Mutations at a single codon in Mad homology 2 domain of SMAD4 cause Myhre syndrome.
Le Goff C, Mahaut C, Abhyankar A, Le Goff W, Serre V, Afenjar A, Destrée A, di Rocco M, Héron D, Jacquemont S, Marlin S, Simon M, Tolmie J, Verloes A, Casanova JL, Munnich A, Cormier-Daire V.
2011 Dec 11
Myhre syndrome (MIM 139210) is a developmental disorder characterized by short stature, short hands and feet, facial dysmorphism, muscular hypertrophy, deafness and cognitive delay. Using exome sequencing of individuals with Myhre syndrome, we identified SMAD4 as a candidate gene that contributes to this syndrome on the basis of its pivotal role in the bone morphogenetic pathway (BMP) and transforming growth factor (TGF)-β signaling. We identified three distinct heterozygous missense SMAD4 mutations affecting the codon for Ile500 in 11 individuals with Myhre syndrome.
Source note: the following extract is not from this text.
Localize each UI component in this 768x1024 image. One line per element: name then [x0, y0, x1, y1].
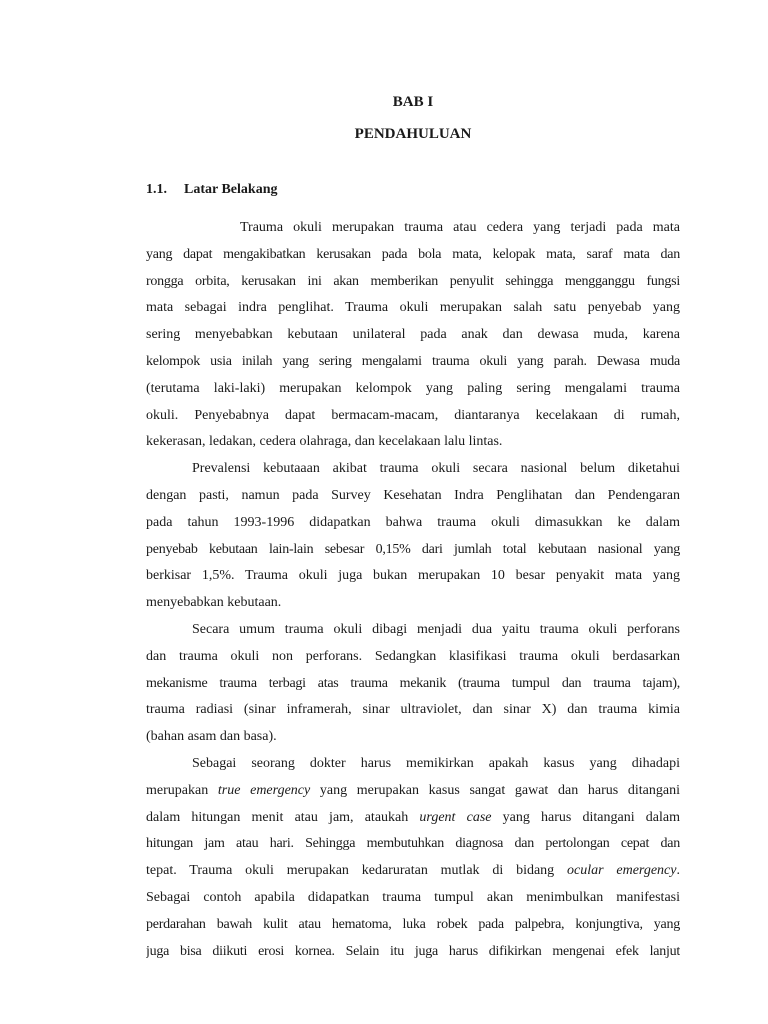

All three mutations are located in the region of SMAD4 encoding the Mad homology 2 (MH2) domain near the site of monoubiquitination at Lys519, and we found a defect in SMAD4 ubiquitination in fibroblasts from affected individuals. We also observed decreased expression of downstream TGF-β target genes, supporting the idea of impaired TGF-β-mediated transcriptional control in individuals with Myhre syndrome.